Historically there was little that could be done with that feeling, but both The Platform and The Common Room express the dawning of a new media age, in which the costs of creation and distribution have sunk so low that high net worth individuals can easily create their own channels and disseminate views they see as being missing from the larger conversation.

The difference with The Common Room is that its founders do appear genuinely motivated to build something which, contrary to international trends, is a determinedly normie centre-right platform. Of course, The Platform said that too, yet within months has become infested with anti-vaxxers and conspiracism. This has led to huge five figure views on Platform videos featuring its most troublesome guests, while the more restrained work from The Common Room is more likely to attract viewers in the low hundreds. It’s early days, but media operators tend to eventually realise that the algorithm loves extremes.

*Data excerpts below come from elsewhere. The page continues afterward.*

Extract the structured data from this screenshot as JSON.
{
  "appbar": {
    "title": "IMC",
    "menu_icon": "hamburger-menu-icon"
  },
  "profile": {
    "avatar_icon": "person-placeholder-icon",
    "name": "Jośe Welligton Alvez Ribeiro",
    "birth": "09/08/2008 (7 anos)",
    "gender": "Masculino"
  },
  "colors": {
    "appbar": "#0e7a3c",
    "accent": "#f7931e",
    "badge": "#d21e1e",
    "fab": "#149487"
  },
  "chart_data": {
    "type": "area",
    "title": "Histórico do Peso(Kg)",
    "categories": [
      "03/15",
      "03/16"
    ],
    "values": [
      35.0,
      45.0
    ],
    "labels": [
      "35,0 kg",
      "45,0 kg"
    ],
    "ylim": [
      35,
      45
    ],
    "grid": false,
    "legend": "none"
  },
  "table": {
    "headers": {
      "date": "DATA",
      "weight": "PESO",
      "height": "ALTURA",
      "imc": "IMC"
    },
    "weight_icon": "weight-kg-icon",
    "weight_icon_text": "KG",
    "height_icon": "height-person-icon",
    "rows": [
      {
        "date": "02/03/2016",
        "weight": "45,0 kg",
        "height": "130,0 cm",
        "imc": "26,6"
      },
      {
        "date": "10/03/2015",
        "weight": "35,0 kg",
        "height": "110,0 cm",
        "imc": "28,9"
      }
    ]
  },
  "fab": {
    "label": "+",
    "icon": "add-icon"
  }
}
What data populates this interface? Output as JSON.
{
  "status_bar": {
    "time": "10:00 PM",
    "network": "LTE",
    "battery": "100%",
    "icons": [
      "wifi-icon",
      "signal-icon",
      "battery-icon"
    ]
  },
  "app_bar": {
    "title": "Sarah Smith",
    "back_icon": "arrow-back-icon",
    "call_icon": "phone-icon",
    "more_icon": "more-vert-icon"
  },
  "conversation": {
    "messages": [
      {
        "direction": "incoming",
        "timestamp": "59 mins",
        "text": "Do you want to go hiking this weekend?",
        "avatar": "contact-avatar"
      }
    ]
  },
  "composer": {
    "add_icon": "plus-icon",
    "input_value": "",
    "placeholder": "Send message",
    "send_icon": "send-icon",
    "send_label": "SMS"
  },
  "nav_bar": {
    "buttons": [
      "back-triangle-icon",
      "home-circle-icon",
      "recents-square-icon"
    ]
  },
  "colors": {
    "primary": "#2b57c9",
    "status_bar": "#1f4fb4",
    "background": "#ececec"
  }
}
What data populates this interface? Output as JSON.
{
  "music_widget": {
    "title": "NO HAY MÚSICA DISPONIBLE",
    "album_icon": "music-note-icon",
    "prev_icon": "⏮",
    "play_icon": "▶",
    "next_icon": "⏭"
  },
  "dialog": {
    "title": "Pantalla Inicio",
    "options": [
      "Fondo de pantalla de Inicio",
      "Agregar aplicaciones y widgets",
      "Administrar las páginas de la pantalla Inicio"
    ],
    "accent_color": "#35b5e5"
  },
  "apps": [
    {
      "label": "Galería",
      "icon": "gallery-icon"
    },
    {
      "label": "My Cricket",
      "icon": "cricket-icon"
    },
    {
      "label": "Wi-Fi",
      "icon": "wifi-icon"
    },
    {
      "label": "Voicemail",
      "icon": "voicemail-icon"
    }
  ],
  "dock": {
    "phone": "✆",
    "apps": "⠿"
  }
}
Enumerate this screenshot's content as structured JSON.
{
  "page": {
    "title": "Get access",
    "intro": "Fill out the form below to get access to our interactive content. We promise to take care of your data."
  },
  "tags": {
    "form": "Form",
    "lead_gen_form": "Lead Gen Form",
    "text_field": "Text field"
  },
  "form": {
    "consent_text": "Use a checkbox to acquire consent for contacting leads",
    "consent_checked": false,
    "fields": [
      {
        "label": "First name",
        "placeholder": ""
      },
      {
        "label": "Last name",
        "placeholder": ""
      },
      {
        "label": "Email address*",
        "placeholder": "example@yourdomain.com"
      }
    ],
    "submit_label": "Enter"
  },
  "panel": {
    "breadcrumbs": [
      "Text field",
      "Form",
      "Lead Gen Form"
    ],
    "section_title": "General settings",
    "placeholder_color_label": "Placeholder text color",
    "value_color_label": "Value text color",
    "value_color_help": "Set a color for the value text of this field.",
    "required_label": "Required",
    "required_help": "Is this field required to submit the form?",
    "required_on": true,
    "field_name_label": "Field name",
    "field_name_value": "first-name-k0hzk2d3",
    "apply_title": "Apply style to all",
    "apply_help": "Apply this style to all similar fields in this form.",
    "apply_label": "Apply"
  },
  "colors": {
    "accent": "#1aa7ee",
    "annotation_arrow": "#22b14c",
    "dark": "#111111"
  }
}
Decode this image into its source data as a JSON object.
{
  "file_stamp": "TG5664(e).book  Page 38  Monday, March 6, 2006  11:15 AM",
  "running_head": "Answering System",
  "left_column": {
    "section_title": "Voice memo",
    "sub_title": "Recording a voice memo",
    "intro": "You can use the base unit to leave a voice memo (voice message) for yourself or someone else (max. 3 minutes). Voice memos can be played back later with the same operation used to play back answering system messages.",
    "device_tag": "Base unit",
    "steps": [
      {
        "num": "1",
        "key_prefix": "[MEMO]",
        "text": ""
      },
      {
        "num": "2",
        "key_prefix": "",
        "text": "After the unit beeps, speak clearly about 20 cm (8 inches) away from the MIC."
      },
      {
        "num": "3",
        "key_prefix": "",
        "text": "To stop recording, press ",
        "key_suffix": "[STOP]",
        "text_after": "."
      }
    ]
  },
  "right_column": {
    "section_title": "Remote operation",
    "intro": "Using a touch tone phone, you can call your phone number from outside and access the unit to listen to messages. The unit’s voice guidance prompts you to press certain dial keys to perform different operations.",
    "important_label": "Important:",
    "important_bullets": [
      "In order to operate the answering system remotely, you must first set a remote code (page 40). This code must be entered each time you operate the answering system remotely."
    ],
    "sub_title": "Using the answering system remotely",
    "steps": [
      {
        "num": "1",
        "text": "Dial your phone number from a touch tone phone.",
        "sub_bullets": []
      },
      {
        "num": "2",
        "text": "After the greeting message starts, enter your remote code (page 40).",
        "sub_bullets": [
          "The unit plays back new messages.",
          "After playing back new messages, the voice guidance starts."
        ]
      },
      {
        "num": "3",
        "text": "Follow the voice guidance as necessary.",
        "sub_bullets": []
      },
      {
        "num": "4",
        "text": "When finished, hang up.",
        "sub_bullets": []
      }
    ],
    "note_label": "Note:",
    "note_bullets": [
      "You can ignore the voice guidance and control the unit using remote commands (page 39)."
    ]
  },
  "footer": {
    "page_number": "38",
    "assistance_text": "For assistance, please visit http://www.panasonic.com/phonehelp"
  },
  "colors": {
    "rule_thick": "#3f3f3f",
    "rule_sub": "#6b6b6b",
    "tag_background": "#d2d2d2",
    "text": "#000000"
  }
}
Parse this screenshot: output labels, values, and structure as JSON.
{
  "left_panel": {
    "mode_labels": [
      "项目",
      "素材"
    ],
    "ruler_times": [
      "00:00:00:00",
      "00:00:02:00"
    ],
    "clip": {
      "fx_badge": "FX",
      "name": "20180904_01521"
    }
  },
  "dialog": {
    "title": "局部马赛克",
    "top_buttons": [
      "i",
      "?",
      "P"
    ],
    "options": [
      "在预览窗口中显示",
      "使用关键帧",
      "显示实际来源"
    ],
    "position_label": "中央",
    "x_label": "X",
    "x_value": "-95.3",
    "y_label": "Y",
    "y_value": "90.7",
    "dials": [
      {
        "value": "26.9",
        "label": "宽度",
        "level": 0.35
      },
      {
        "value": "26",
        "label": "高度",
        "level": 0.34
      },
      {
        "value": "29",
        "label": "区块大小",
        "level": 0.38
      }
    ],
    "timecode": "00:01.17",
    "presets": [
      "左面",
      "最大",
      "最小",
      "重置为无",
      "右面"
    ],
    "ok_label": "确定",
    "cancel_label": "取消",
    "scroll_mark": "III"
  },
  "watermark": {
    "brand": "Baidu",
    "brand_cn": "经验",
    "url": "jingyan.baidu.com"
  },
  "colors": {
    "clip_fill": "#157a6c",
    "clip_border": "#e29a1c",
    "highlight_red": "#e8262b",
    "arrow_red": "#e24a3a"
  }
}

The broader media environment is flush with suspicion and opportunity for further trust decay – particularly should the government complete its planned merger of RNZ and TVNZ, with the extra funding that goes with it. For now, both Ballantyne and Bridges say they are determined to avoid pouring petrol on the current fires, and view The Common Room as a legacy project, the kind that will be spoken about at their funerals.

That’s where it starts, but as Bridges says, “who knows what we’ll be talking about in two years time?”